Siempre era igual, así, una casa tras otra, una calle tras otra y luego otra ciudad y otro país. Por eso no le quedaba otro remedio que abrir su maletín y levantar las palmas al cielo. ¡Oh buen Dios! Mira lo que hacen. Se ríen de ti y de mí y de ellos mismos. Maestro, muéstrales tu dedo acusador, porque no saben lo que hacen. Y entonces se abrían los cielos y rugía  el viento y los árboles se doblaban y llegaba por fin la luz resplandeciente. La luz lechosa, que no era una luz tan sólo, sino el vehículo transportador de las almas.
¡Qué cansado estaba y cómo pesaba ya aquel maletín tan lleno de almas! Almas asquerosas que hacían sitio a nuevas almas allí dentro. Apretadas, malolientes, purulentas, cancerosas, almas, que llegaban dejando aquellos cuerpos hermosos vacíos.  Aquellos  recipientes de piel y huesos que eran encontrados  al día siguiente por la asistenta de la chica, por la hermana de la chica, por la madre de la chica,  nunca por la esposa del ruin, en posiciones de lo más perturbadoras. Envases que eran luego examinados por la policía sin que estos encontrasen la causa de esa muerte compartida. Ni una huella, ni una gota de sangre, tampoco orificios de bala, ni restos de violencia. “La ventana no ha sido forzada, ni la puerta, los vecinos alegan no haber visto nada ni oído nada, señor comisario,  tan solo un perro afónico a los lejos”.  El hombre del maletín, si se esforzaba, casi podía ver la cara del comisario, un rostro ajado y anonadado ante la sorpresa.  Si cerraba los ojos podía concentrarse y escuchar sus palabras: “¿Qué ha pasado? ¿Cómo puede ser? ¡Qué hermosa es la mujer! ¡Y qué joven!”

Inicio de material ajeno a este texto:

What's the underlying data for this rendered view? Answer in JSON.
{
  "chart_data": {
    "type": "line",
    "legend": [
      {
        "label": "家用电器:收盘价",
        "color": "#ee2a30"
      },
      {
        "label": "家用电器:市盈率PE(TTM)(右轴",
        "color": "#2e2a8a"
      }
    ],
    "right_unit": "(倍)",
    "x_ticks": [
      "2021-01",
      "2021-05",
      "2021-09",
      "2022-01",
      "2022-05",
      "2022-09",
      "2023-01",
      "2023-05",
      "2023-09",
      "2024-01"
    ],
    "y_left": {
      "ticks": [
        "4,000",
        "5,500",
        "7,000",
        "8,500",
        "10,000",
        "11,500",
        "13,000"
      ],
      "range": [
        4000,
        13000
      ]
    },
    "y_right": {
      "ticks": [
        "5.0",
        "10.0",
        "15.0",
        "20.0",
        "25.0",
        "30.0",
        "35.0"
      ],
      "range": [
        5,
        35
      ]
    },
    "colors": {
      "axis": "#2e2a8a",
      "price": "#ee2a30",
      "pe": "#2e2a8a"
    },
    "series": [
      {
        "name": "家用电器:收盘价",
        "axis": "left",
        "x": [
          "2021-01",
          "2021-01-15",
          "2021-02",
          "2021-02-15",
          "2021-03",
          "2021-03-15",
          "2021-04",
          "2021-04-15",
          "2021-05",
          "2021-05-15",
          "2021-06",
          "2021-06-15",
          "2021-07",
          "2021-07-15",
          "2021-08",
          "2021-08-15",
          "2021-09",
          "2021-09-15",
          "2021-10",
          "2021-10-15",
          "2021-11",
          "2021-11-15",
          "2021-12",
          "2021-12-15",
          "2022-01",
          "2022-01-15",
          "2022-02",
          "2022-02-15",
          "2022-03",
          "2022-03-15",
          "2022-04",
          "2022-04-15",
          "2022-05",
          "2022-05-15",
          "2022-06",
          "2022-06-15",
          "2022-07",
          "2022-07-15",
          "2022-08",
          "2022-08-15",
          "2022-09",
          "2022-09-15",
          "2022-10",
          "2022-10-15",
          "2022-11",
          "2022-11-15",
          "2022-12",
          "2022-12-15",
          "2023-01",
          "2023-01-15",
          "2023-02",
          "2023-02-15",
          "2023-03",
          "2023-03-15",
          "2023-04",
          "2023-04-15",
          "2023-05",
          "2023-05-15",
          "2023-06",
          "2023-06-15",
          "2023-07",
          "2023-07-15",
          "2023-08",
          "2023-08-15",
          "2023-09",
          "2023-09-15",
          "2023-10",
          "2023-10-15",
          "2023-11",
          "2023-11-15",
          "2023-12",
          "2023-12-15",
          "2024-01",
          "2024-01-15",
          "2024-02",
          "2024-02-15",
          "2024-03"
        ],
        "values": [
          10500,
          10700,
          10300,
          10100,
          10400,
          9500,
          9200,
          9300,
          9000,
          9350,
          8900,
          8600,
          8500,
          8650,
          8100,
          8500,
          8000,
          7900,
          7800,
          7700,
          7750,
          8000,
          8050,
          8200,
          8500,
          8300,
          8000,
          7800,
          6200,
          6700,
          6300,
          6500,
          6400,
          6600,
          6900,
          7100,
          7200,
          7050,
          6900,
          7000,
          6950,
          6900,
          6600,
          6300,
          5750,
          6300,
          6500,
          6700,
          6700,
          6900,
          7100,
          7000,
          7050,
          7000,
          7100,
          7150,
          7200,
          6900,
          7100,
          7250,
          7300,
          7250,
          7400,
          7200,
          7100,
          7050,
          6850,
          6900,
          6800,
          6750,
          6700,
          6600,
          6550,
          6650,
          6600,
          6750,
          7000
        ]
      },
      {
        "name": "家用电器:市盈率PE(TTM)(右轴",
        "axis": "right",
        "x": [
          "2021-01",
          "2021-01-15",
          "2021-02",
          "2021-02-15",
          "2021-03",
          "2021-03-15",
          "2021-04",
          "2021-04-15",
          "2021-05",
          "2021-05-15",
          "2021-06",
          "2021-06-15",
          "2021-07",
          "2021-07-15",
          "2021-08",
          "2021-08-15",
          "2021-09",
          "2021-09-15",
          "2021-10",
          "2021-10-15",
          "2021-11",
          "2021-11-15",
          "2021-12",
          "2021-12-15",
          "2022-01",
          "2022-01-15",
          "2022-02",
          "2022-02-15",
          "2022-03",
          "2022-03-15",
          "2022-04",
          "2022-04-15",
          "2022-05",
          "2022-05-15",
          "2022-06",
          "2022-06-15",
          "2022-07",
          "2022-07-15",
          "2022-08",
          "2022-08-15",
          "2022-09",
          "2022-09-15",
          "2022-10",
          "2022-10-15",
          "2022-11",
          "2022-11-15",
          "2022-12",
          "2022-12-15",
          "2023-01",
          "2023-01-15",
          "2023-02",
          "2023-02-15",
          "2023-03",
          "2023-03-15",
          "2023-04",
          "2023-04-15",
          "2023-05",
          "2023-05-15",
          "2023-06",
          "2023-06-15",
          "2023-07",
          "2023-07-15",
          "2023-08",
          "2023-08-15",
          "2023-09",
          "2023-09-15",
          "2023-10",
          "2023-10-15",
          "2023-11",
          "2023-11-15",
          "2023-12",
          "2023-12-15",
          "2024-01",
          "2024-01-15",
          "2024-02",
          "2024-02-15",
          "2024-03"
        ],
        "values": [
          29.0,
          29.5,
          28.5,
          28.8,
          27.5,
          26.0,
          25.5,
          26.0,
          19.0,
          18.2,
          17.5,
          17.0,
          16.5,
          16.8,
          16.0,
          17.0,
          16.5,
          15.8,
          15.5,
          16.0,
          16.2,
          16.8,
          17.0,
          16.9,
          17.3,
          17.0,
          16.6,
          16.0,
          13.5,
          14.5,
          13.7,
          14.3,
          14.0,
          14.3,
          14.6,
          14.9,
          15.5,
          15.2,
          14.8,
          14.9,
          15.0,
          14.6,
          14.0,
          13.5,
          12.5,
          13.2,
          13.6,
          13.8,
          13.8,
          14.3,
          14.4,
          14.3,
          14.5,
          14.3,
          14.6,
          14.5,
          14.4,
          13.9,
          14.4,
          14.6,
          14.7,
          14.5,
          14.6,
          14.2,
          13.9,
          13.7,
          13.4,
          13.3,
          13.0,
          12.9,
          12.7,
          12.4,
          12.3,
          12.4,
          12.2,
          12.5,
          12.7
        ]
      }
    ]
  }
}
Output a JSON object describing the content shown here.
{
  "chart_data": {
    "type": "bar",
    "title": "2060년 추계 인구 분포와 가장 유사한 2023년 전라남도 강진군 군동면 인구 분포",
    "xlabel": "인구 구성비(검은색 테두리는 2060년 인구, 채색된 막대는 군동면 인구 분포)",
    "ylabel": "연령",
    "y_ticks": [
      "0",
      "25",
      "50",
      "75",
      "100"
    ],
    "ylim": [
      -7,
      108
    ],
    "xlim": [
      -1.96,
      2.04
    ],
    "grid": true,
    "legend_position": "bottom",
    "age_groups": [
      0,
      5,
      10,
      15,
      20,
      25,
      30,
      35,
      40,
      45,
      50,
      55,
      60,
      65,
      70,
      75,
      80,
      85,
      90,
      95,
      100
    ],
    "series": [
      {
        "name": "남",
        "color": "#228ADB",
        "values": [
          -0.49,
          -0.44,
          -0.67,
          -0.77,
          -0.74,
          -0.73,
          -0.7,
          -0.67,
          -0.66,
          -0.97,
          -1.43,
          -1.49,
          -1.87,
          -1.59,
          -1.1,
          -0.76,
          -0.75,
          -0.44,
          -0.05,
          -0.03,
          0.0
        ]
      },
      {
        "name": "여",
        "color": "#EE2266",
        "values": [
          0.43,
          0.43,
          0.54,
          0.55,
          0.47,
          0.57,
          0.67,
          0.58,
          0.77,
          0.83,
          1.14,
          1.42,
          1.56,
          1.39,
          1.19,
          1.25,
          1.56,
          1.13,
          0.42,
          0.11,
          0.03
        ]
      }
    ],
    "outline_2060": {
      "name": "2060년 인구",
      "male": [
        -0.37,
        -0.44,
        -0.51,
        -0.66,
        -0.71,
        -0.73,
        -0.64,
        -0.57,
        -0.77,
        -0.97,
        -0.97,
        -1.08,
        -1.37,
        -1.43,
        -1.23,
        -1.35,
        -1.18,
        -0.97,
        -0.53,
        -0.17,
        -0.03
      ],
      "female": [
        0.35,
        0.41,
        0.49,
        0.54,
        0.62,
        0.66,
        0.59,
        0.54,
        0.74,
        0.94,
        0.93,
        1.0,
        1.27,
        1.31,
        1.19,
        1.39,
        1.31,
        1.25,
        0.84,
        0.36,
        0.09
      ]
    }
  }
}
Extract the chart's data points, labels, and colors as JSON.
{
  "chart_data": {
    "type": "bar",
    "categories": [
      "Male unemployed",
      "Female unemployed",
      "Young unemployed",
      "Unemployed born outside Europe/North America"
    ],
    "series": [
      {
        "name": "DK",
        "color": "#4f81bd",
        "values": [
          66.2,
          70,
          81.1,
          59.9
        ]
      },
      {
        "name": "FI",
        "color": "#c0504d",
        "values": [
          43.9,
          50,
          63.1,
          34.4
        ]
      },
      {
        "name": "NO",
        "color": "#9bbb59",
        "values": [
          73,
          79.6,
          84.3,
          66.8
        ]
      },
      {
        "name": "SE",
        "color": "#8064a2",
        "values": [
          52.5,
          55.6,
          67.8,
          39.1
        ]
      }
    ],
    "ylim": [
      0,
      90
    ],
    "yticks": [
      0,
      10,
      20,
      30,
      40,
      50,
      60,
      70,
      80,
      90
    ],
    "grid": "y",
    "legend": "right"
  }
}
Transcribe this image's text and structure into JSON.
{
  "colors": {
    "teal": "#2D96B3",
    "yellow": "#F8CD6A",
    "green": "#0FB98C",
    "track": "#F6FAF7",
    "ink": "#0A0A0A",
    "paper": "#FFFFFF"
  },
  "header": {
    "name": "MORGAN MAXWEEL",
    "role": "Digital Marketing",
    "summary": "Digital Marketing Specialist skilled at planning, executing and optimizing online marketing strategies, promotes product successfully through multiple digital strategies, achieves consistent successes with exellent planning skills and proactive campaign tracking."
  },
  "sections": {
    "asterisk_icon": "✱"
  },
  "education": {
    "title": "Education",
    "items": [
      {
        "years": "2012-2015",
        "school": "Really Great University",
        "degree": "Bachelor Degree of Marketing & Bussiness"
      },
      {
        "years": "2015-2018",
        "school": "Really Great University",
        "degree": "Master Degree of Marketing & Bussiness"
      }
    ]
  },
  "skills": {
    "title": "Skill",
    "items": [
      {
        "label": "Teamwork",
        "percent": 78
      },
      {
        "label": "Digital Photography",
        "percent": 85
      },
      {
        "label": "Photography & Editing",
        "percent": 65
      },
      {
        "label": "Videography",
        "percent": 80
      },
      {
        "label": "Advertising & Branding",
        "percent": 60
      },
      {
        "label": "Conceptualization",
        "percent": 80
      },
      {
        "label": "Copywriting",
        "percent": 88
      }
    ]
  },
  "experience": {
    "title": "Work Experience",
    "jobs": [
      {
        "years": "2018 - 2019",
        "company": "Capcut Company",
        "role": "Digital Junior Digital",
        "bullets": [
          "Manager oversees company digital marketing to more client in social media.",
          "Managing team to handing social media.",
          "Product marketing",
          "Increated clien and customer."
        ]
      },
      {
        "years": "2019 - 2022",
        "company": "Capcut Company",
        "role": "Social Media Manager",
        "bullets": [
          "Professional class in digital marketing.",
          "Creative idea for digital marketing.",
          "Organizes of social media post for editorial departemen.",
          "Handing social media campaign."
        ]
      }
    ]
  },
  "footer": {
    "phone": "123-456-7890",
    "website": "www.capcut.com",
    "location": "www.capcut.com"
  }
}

¿Pero cómo explicarle a este esforzado investigador que él no tenía más remedio que hacer lo que venía haciendo tantos siglos? ¿Cómo explicar el asco que sentía mirando a través de las paredes? ¿A través de los cuerpos al caminar? No. No era fácil vivir como vivía el hombre del maletín. Mezclándose con la gente, rozando sus cuerpos lujuriosos, oliendo su bajeza.
Sí. Así es exactamente cómo sucedería todo, porque siempre era igual.
El hombre del maletín apuró el pitillo y lo aplastó en la farola. El perro ladró de nuevo algo más afónico que antes, la luz de la ventana se encendió por fin y el hombre se acercó despacio hasta la puerta y estirando sus largos dedos acarició dulcemente el timbre de la puerta.